A Hunter RDA spokesperson said the partnership, known as MedTeCCH, was formed last year to help strengthen the region’s “med-tech and pharma” (MTP) industry and research, and had about 50 members.

The prospectus – one of a number done over the years by RDA Hunter – outlined the region’s MTP capabilities, and could be used to help attract investment and business to the region.

READ the prospectus here

Dr Green, who has been promoting “industry clusters” as economic drivers since his pre-UTS days at Newcastle University in the 1990s, told Friday’s launch at the Hunter Medical Research Institute that Australia was “going backwards” as far as innovation was concerned.

He said Australian spending on research and development had fallen to 1.7 per cent of gross domestic product, compared with an OECD average of 2.4 per cent, and lead countries including Japan, Switzerland, Korea and Germany spending more than 4 per cent.

(ABS figures show government R&D spending falling from $4.2 billion in 2008-9 to $3.3 billion in 2018-19.)

Dr Green said Australia was also going backwards on the Harvard University economic complexity rankings, falling from 55th of 130 countries in 1995 to 87th in 2018.

“In post-COVID recovery we have to think beyond the consumption boom and selling each other residential housing towards the changes in our industrial structure that will ensure a more diverse, high-value export mix,” Dr Green said.

He said the region’s MTP sector could grow beyond its existing 9000 jobs.

“The Hunter and Central Coast are well placed as a world competitive, high value medical technology and pharmaceutical industry cluster, which has already created almost 9000 jobs in the region,” Dr Green said.

GLOBAL MEASURE: The authors of the Harvard Atlas of Economic Complexity say ‘economic development requires the accumulation of productive knowledge and its use in both more and more complex industries’. Their thesis is not helpful to Australia, which in 2018 was ranked #87 of 133 countries.
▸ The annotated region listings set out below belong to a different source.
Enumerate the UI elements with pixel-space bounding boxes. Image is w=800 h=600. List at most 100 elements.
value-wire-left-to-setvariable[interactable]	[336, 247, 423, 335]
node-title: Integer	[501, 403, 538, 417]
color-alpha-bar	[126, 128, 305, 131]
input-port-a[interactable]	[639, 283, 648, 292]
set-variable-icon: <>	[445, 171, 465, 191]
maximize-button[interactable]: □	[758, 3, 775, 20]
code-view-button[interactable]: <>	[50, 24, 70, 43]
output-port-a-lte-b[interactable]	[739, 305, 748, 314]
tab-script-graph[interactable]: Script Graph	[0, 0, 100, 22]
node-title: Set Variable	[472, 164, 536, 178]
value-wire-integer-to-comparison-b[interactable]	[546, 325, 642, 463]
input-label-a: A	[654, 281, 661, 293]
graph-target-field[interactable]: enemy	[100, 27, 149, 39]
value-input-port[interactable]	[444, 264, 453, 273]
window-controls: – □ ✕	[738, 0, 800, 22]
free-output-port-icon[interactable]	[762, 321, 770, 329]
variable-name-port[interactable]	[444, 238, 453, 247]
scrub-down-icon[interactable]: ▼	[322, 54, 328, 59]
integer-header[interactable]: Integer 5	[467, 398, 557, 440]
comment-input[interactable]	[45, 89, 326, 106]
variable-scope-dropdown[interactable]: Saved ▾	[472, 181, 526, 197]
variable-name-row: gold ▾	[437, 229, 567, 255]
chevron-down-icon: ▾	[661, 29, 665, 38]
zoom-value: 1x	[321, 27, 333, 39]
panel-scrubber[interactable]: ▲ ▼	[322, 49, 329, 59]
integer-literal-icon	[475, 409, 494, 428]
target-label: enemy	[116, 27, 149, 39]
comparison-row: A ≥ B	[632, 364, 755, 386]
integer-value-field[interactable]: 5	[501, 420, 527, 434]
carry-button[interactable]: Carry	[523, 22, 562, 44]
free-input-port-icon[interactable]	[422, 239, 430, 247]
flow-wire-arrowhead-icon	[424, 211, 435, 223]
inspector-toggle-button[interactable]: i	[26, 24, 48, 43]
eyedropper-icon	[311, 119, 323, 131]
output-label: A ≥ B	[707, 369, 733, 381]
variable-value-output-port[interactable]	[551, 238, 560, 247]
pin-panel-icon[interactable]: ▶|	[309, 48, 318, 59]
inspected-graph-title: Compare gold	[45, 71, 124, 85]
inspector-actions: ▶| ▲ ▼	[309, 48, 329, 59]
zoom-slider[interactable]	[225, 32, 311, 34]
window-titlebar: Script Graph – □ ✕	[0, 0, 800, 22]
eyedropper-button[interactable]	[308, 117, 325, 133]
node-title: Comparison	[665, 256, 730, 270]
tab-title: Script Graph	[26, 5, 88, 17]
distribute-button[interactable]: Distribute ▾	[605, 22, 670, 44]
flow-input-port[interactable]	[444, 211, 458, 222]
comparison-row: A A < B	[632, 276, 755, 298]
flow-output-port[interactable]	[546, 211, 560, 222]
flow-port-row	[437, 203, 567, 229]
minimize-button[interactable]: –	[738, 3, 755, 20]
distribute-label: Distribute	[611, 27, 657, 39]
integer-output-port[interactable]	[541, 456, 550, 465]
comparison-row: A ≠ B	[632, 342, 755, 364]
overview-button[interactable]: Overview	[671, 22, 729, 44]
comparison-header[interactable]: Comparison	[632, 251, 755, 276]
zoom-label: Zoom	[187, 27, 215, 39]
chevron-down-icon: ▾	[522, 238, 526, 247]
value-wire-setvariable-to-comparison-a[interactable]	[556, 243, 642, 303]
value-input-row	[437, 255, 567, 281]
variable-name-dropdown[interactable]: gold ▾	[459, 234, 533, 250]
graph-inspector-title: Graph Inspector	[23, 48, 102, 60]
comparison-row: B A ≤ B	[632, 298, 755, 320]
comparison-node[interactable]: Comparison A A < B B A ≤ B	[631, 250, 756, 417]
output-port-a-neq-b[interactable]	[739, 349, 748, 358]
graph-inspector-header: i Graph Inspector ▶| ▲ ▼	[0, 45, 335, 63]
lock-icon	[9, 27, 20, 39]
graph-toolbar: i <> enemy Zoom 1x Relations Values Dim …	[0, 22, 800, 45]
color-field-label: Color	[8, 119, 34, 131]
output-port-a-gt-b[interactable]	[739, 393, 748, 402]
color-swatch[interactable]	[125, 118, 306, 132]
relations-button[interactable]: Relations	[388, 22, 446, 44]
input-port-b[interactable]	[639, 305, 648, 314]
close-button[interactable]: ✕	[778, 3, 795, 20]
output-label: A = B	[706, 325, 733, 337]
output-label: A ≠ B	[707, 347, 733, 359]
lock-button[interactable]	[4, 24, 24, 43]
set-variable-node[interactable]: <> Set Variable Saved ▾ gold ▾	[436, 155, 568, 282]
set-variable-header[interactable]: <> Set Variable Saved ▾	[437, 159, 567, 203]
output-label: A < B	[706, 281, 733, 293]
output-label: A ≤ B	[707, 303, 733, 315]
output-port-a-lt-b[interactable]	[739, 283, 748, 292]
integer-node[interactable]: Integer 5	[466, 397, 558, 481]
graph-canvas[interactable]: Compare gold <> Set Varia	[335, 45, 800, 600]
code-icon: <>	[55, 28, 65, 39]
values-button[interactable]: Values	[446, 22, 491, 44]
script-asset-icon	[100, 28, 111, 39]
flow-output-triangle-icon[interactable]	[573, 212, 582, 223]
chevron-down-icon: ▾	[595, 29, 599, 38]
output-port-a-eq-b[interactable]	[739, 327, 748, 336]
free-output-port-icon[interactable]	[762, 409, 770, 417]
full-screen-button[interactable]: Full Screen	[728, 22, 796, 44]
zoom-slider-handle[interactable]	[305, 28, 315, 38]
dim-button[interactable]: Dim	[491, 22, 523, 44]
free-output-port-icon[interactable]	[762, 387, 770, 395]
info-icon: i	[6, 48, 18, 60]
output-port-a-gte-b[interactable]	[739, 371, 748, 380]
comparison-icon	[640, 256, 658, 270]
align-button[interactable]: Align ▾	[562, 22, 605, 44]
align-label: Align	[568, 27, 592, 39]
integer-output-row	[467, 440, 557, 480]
This is a marked relative decline from its initial ranking, when the atlas began in 1995 at #55. This map goes from highly ‘complex’ economies in dark blue, to least complex in dark red.

“There is huge potential for further growth as the region diversifies its skills base in collaboration with the University of Newcastle and the Hunter Medical Research Institute.

“Australia’s post-COVID recovery will remain precarious unless we take the opportunity to increase our investment in research and innovation, which will drive ‘industries of the future’ in global markets and value chains.”

Dr Green told Friday’s gathering the Hunter economy would benefit from diversifying.

“Clearly, as well as our important energy transition, we have to accelerate the transition from large scale vertically integrated manufacturing to smaller scale research intensive products and services in global markets and value chains,” Dr Green said.

“With a focus on medtech and pharma to extent we have the capability to build a world competitive ecosystem through industry clustering and university/HMRI engagement.”

Gabrielle Upton, MP Vaucluse and Parliamentary Secretary to the Premier, commended all involved in MedTeCCH for “drawing on their strengths to contribute as a hub for research commercialisation.